April 9, 2004 | Broadcast

American Morning

(BEGIN VIDEOTAPE)

JAMES WOOLSEY, FMR. CIA DIRECTOR: If they say they’re going to do it, I’m sure they will be able to find a way to get any information about intelligence sources and methods out of it. The reason that the president’s daily brief is so highly classified is that we always used to — and I’m sure they’ve done this for years — put a lot of material in it where it would help the president understand material about the source and the method by which the intelligence was collected. And most intelligence material doesn’t have that. But you can understand a lot of things better if you know how it was obtained and exactly who it came from.

So, presumably, they will edit out anything that might relate to that and leave the substance behind. At least if I were responsible for doing it a few years ago, that’s what I would have done.

O’BRIEN: What Dr. Rice said about this particular document was that it was historical, that it had no real New information in it. And I’m curious to know, since you’re a person who obviously has prepared easily hundreds of these for President Clinton, is that how these briefs usually are?

Are they historical documents? Are they assessments overall with no New information? And what exactly would historical mean?

WOOLSEY: Sometimes they can be. They could be any of a whole range of things.

I take it what she meant from that was that there was nothing that said that bin Laden was planning to seize aircraft and fly them into buildings. And clearly, that seems logical to me, because if there had been anything remotely like that, the government would have taken a lot more precautions than it did.

So I imagine this was in response to a question the president asked because there was one report that he had said, “Don’t just tell me about attacks overseas. I want to know what we know about possible attacks in the United States.”

And so whatever they had picked up, I’m sure, was in there. But if there were anything specific, as Condoleezza Rice said yesterday, about planes flying into buildings, certainly they would have done something different than what they did.

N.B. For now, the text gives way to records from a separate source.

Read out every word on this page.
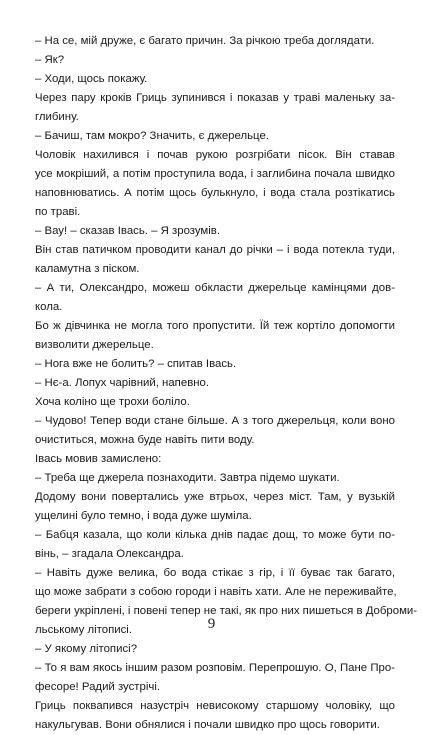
– На се, мій друже, є багато причин. За річкою треба доглядати.
– Як?
– Ходи, щось покажу.
Через пару кроків Гриць зупинився і показав у траві маленьку за-
глибину.
– Бачиш, там мокро? Значить, є джерельце.
Чоловік нахилився і почав рукою розгрібати пісок. Він ставав
усе мокріший, а потім проступила вода, і заглибина почала швидко
наповнюватись. А потім щось булькнуло, і вода стала розтікатись
по траві.
– Вау! – сказав Івась. – Я зрозумів.
Він став патичком проводити канал до річки – і вода потекла туди,
каламутна з піском.
– А ти, Олександро, можеш обкласти джерельце камінцями дов-
кола.
Бо ж дівчинка не могла того пропустити. Їй теж кортіло допомогти
визволити джерельце.
– Нога вже не болить? – спитав Івась.
– Нє-а. Лопух чарівний, напевно.
Хоча коліно ще трохи боліло.
– Чудово! Тепер води стане більше. А з того джерельця, коли воно
очиститься, можна буде навіть пити воду.
Івась мовив замислено:
– Треба ще джерела познаходити. Завтра підемо шукати.
Додому вони повертались уже втрьох, через міст. Там, у вузькій
ущелині було темно, і вода дуже шуміла.
– Бабця казала, що коли кілька днів падає дощ, то може бути по-
вінь, – згадала Олександра.
– Навіть дуже велика, бо вода стікає з гір, і її буває так багато,
що може забрати з собою городи і навіть хати. Але не переживайте,
береги укріплені, і повені тепер не такі, як про них пишеться в Доброми-
льському літописі.
– У якому літописі?
– То я вам якось іншим разом розповім. Перепрошую. О, Пане Про-
фесоре! Радий зустрічі.
Гриць поквапився назустріч невисокому старшому чоловіку, що
накульгував. Вони обнялися і почали швидко про щось говорити.
9
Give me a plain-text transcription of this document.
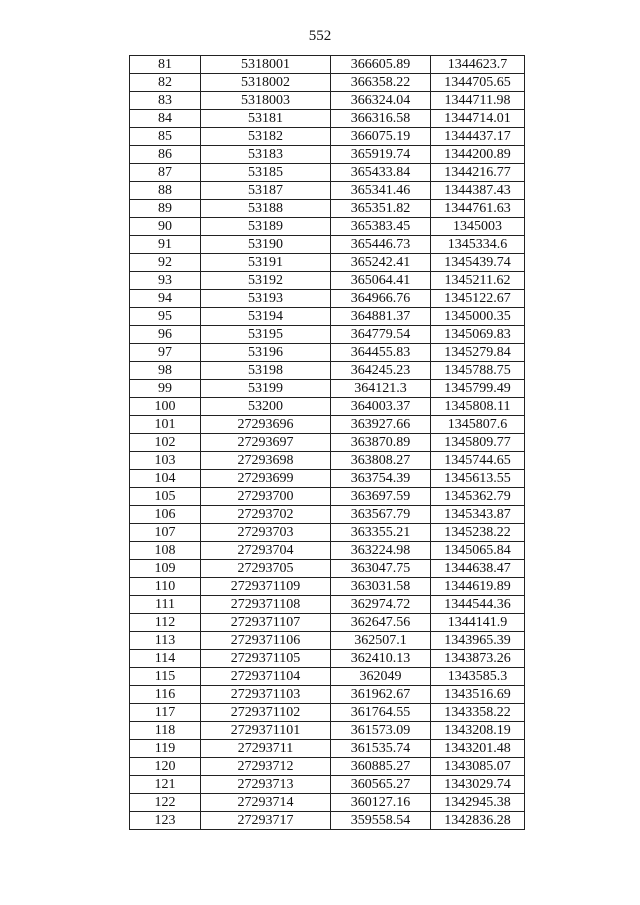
552
81	5318001	366605.89	1344623.7
82	5318002	366358.22	1344705.65
83	5318003	366324.04	1344711.98
84	53181	366316.58	1344714.01
85	53182	366075.19	1344437.17
86	53183	365919.74	1344200.89
87	53185	365433.84	1344216.77
88	53187	365341.46	1344387.43
89	53188	365351.82	1344761.63
90	53189	365383.45	1345003
91	53190	365446.73	1345334.6
92	53191	365242.41	1345439.74
93	53192	365064.41	1345211.62
94	53193	364966.76	1345122.67
95	53194	364881.37	1345000.35
96	53195	364779.54	1345069.83
97	53196	364455.83	1345279.84
98	53198	364245.23	1345788.75
99	53199	364121.3	1345799.49
100	53200	364003.37	1345808.11
101	27293696	363927.66	1345807.6
102	27293697	363870.89	1345809.77
103	27293698	363808.27	1345744.65
104	27293699	363754.39	1345613.55
105	27293700	363697.59	1345362.79
106	27293702	363567.79	1345343.87
107	27293703	363355.21	1345238.22
108	27293704	363224.98	1345065.84
109	27293705	363047.75	1344638.47
110	2729371109	363031.58	1344619.89
111	2729371108	362974.72	1344544.36
112	2729371107	362647.56	1344141.9
113	2729371106	362507.1	1343965.39
114	2729371105	362410.13	1343873.26
115	2729371104	362049	1343585.3
116	2729371103	361962.67	1343516.69
117	2729371102	361764.55	1343358.22
118	2729371101	361573.09	1343208.19
119	27293711	361535.74	1343201.48
120	27293712	360885.27	1343085.07
121	27293713	360565.27	1343029.74
122	27293714	360127.16	1342945.38
123	27293717	359558.54	1342836.28
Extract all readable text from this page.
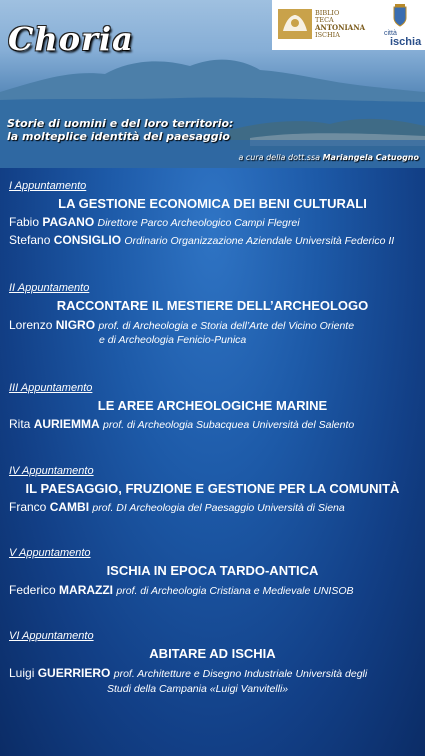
Choria
BIBLIO
TECA
ANTONIANA
ISCHIA	città
ischia
Storie di uomini e del loro territorio:
la molteplice identità del paesaggio
a cura della dott.ssa Mariangela Catuogno
I Appuntamento
LA GESTIONE ECONOMICA DEI BENI CULTURALI
Fabio PAGANO Direttore Parco Archeologico Campi Flegrei
Stefano CONSIGLIO Ordinario Organizzazione Aziendale Università Federico II
II Appuntamento
RACCONTARE IL MESTIERE DELL’ARCHEOLOGO
Lorenzo NIGRO prof. di Archeologia e Storia dell’Arte del Vicino Oriente
e di Archeologia Fenicio-Punica
III Appuntamento
LE AREE ARCHEOLOGICHE MARINE
Rita AURIEMMA prof. di Archeologia Subacquea Università del Salento
IV Appuntamento
IL PAESAGGIO, FRUZIONE E GESTIONE PER LA COMUNITÀ
Franco CAMBI prof. DI Archeologia del Paesaggio Università di Siena
V Appuntamento
ISCHIA IN EPOCA TARDO-ANTICA
Federico MARAZZI prof. di Archeologia Cristiana e Medievale UNISOB
VI Appuntamento
ABITARE AD ISCHIA
Luigi GUERRIERO prof. Architetture e Disegno Industriale Università degli
Studi della Campania «Luigi Vanvitelli»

O’BRIEN: The public, those of us who have not had an opportunity to take a look at the document, look at the title of the document which is, “Bin Laden Determined to Attack Inside the U.S.,” and say, well, gee, doesn’t that kind of say it all? I mean…

WOOLSEY: Well, no. Is says determined to attack inside the U.S. Not how, where, or when, which is often the problem with intelligence.

You will get things that they got that summer. “Big attack coming.” And maybe some of them say in the U.S., maybe many of them said somewhere else. But that isn’t enough for you, unfortunately, to prevent it.

It may be enough, for example, back at the millennium. The concern about attacks at the time of the millennium was probably one of the things that led to that wonderful Customs agent up in Washington State being a little more alert. And so she spotted Rasam (ph) coming across the border and helping prevent an attack on Los Angeles Airport.

You can bring people to a somewhat higher state of readiness. But unless you know more than maybe in the U.S. sometime soon, it’s hard to figure out exactly what one does about it.